La Paz The Capital, BCS

East Cape Coast 4wheelin lonely playa
   Pulling out of Los Barriles we drove on 20 de Novembre north toward Punta Pescadores about 17klm. The paved road winds around a small mountain range exposing glimpses of the coast.  As we entered Punta Pescadores the road turned to a dirt track.  Heading north we drove through this small village scattered with old style ranches.  

Winding track along east cape coast BCS

With each turn we climbed the narrow track carved into the mountain side. Below us deep gorges and rocky faces with dramatic views of the Sea of Crotez and the pure white sandy beaches below.  This section is about 27klm long of breathtaking views and narrow passages. Both hands firmly gripping the wheel I negotiate the twisting path up and down and across the deep dry wash outs. 
Climbing the cutout cliffs BCS

      Our Land Cruiser preformed flawlessly as our tyres gripped their purchase we climbed the stunning track pulling over to explore trials leading to lonely beaches. This is one of the top 4wd roads in BCS we have crawled.  Not wanting it to end we passed Bahia los Muertos as the track again climbs in elevation we started veering away from the coastal edge.  
Beyond the valley Canal Cerralvo and El Sargento, BCS
Inland we came upon San Angel old rancheros and haciendas as the trail continues twisting and turning their rocky purchase.  Eventually we came to rest on a ledge as we saw the valley spilled out below, what a ride!! Just as the road turned to dirt it turned back to pavement and we started heading west.
Punta Pescadores playa

       Small sleepy Mexican village Juan Dominguez Corta was a place right out of time.  Crawling through the center of town stopping at the many "topes" (speed bumps) we watched the school kids walking home sucking on frozen flavored juice in a bag. 


Cool bike shop in El Sargento
Continuing west we spied our turn off to El Sargento about 12klm north we take the turn and passed La Ventana heading into El Sargento as we looked for camping.  El Sargento is also known for Kite boarding and some great snorkeling.  Unfortunately the wind was kicking for the kite boarders making the water very choppy and murky for snorkeling not the best of conditions.


Tango Azul Campsite El Sargento

 Tango Azul campground and casitas was perched up above the village giving way to a wonderful view of the Canal Cerralvo and the back drop Isla Cerralvo. White caps dot the indigo blue waters with a clear view of the Isla in the background not a bad perch to be camped at! We camped here for 3 nights before moving on to La Paz. 

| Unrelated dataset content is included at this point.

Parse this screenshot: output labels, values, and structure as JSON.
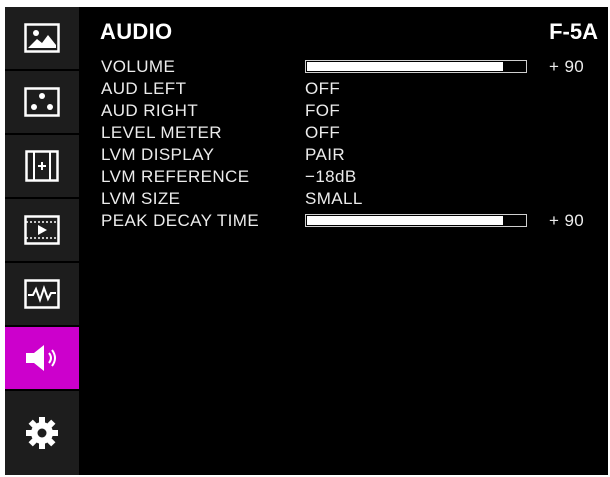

 Easter Sunday was closing in fast and we were in El Sargento just for the weekend hoping La Paz wouldn't be so jammed for the holiday week we entered on a Monday.  We considered large crowds as Easter is the one of the biggest of holidays for the Mexican culture, known as a beach camping family holiday.  Pulling out of El Sargento we headed for La Paz on 286.  We climbed Sierra las Cruces through La Huerta before we descended onto the vicinity of La Paz

We entered from the south east where a major road construction project was under way.  The rugged detour was interesting to say the least dodging earth movers dropping into ditches to allow the massive infrastructure forms move into place.
Malecon La Paz looking north
La Paz is the capital of BCS a large port town with a oil refinery. The only place in BCS where you can see the sun rise and set over water.  Driving into La Paz you notice they have all the large scale businesses and many different neighborhoods.  As we navigate our way to the Malecon Alvaro Obregon the heart of La Paz, a 3 mile stretch of shops restaurants hotels and bars and the turquoise bay of the Sea of Cortez.
Kids playing in public fountain malecon
Day or night this whole area was a pleasure to walk and explore you can even spend a day at the beach just yards from the malecon's sidewalk.  Instantly we really liked La Paz a real city with local people and flavor.  Most tourists were from Mexico here for the holiday to enjoy the lay back atmosphere, beaches and stroll the malecon.  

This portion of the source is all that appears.